Basic Uses Of Computer Bulletin Boards
You can use BBSes to send and receive messages from people all around the world where there is a telephone; send and receive various files and programs from people and companies; as well as play games, receive information, and just have a good a good time.
What Is A Computer Bulletin Board?
Computer bulletin boards are more commonly referred to as a bulletin board system, or "BBS" (for short). A BBS is a computer that uses a special program which allows other computers to call it up by using regular phone lines. A BBS is like a storage facility that permits people to send and receive messages through their computers, as well as send and receive files.
General Uses of BBSes
There are many uses for BBSes. You can use them like a regular (cork) bulletin board. You can use them to post jokes, notices, news flashes, and so on... You can also use them much the same way that you would use a CB. People can hold a "conversation" over the computer by sending messages back and forth just by typing the sentences into the computer, and posting them on a BBS. BBSes can also be used to send and receive private messages.
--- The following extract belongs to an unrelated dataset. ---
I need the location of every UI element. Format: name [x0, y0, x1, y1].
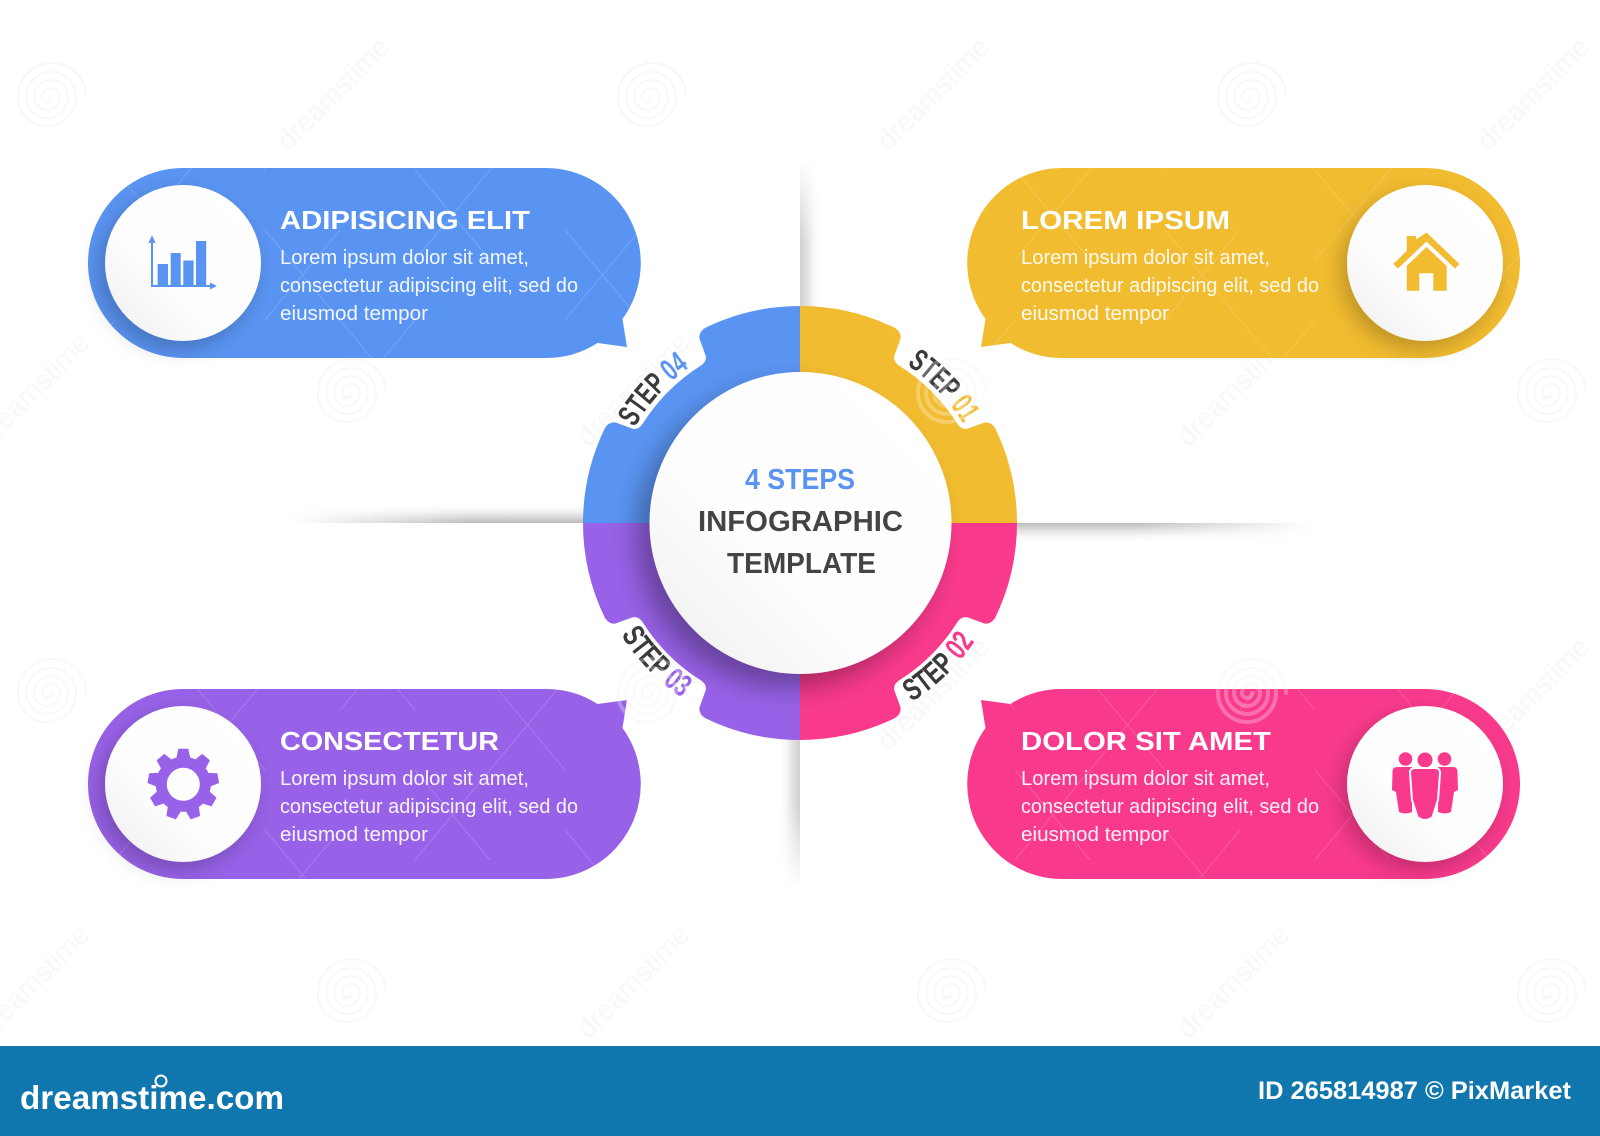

You can use a BBS to gather information about a certain topic, as well as ask other people to help you with something. A lot of people exchange files and programs, and play games with people through the computer. You can also use BBSes to buy and sell things.
The Business Use of BBSes
Many businesses use BBSes to send electronic mail to distributors, and distributing networks. They use them also to talk to business prospects. Businesses use BBSes for a variety of reasons. Auto Repair Shops, Mail-Order Companies, Government Offices, Travel Agencies, Banks, and Sales Organizations are among the different types of businesses that frequently use BBSes to do business.
A Short History Of BBSes
In 1978, Ward Christiansen and Randy Suess wrote the first BBS software program. They called it CBBS (Computer Bulletin Board System). They designed the BBS to look like a real bulletin board that you would find in a supermarket, a school, or at the office. The idea was for people and businesses to be able to use their computers to exchange information, post messages and contact people over the phone.
Since then, BBSes have become mainstream, numbering close to over 40,000 public and 120,000 private BBSes. There are approximately 12 million BBS users nationwide, and growing daily as modems become standard equipment in every computer sold, growing at a rate of about 10,000 a day. Estimates suggest that by the year 2000 there will be more than 25 million BBS users nationwide. Get ready to give them information.